Speaking of "normal people..." Am I suggesting that every person going out and about are battling some kind of mental illness? Of course not. But, no matter their stance, how far across the aisle they are from you, or how much y'all want to fight about it, I'd be willing to bet my last dollar (and I'm just about there), that the real reason lies in the bottom of that barrel of discord. They are doing it to maintain a certain level of sanity, too. And who are we to tell them they cannot or should not mentally care for themselves??

Nobody. That’s who. So in that case, never you mind about it. Nonya business. You do you, let them do them.


I’m still here. I’m still going to sleep at night knowing that tomorrow will be just as hard, sometimes harder, than today was. My meds have increased in dosage, and every day I resist the urge to self-medicate. I come from a long line of alcoholics, and that temptation is always with me. 
I recognize how “fortunate” I am (if any kind of addiction can be considered better than another) that my crux isn’t cocaine or heroin, or anything worse. Either way, they're all destructive, and they’ll all kill you. Booze might just take a little longer. I know, because of my dad.
But like many others, I am getting by.

I am still meeting with my psychiatrist and doctors. And yes, oddly enough, I have taken to more socializing. It’s odd because most of us isolate when we are at our worst… I know, ironic. I don’t even understand that myself. I’ve been shopping (much more than I should, considering I’m unemployed). I visit my friends. I visit my extended family. I go out to eat. And if I were a believer, I’m sure I would go to my place of worship for reprieve.

There are many who don’t survive it. Some just cannot bear the thought of living with it for even one more day. It was already intolerable, but the pandemic has made it so painful, so torturous, that our only relief is to make it stop. The permanent solution that so many people cannot understand, is the only one that makes any sense to us.

Some of those desperate situations include our youth. COVID is killing our children. But again, not how you might be thinking. 

I’ve seen/heard/read opinions lately from people who are certain that remote learning has not affected children academically or emotionally. Going so far as to claim that they are thriving
I think that, perhaps, those are the same folks who cover the elephant with a blanket, or brick wall. To them, I ask...  Are you a child psychologist? Are you unbiased enough by your political affiliation to actually LOOK at the statistics surrounding that? Do you even have school-age children??
My son graduated last year. I personally watched him fail academically during remote learning at the end of the year. He was damn lucky to graduate. I also watched the emotional and mental effect it had on him; not being with his friends, not having graduation, not playing team sports… It was real. And it was frightening.

Consider, for example, the local 16-year-old boy who killed himself this month.

He couldn’t see his friends. He couldn’t play football. He left a note stating how horrible the pandemic was making him feel, how alone and isolated he felt, and how he just couldn’t take it anymore.
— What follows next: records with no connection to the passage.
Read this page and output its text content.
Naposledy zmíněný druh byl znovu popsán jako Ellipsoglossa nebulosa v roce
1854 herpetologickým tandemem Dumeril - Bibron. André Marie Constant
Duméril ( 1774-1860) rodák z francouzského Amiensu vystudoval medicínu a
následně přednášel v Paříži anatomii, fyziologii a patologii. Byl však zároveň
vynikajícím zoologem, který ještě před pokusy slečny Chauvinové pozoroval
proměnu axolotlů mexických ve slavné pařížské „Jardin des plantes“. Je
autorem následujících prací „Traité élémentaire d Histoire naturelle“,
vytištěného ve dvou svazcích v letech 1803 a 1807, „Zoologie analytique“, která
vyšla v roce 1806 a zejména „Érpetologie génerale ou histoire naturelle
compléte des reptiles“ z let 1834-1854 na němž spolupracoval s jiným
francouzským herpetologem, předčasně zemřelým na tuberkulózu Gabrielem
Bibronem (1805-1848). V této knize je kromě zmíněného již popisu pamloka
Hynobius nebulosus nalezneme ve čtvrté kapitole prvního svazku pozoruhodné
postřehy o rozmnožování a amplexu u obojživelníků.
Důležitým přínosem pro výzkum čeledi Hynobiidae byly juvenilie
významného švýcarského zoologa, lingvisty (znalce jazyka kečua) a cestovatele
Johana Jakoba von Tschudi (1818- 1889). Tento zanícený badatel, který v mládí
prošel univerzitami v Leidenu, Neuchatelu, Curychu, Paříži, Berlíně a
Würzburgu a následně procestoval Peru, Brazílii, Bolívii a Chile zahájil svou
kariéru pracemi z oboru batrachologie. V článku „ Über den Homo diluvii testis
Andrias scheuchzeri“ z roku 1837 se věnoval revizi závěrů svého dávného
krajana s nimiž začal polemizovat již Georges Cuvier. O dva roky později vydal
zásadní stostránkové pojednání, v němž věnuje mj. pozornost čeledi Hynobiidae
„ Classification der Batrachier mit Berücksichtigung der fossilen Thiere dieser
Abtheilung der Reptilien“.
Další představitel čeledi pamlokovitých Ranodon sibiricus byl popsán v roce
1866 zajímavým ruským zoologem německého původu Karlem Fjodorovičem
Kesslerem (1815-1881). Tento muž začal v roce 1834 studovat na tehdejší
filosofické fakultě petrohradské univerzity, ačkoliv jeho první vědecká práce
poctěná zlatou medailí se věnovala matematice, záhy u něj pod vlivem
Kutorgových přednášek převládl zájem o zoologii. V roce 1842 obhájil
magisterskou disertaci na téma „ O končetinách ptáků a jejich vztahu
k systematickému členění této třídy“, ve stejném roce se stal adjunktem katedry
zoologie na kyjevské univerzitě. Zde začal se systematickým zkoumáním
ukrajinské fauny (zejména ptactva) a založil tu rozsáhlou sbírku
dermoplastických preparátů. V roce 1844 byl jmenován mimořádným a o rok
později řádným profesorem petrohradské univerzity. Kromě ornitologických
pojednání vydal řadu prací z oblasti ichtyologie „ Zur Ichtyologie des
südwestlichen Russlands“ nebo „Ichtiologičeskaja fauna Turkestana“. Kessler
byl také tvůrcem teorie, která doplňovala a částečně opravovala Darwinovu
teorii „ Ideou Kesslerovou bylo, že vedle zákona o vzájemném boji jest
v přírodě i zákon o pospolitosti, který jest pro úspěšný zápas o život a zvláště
He died because of COVID.  

He is just one example of the quiet mental health crisis. An example of how the pandemic is not only killing those infected with it. It is killing people with mental illness at a rate faster and higher than ever before.

You could take his example, or my personal experience (which would resound with so many others like me), and open your eyes, show a little compassion, some empathy, some understanding, and certainly a lot less judgment and criticism.

Or you can just pretend it’s invisible. Get the blanket for the elephant. The brick and mortar.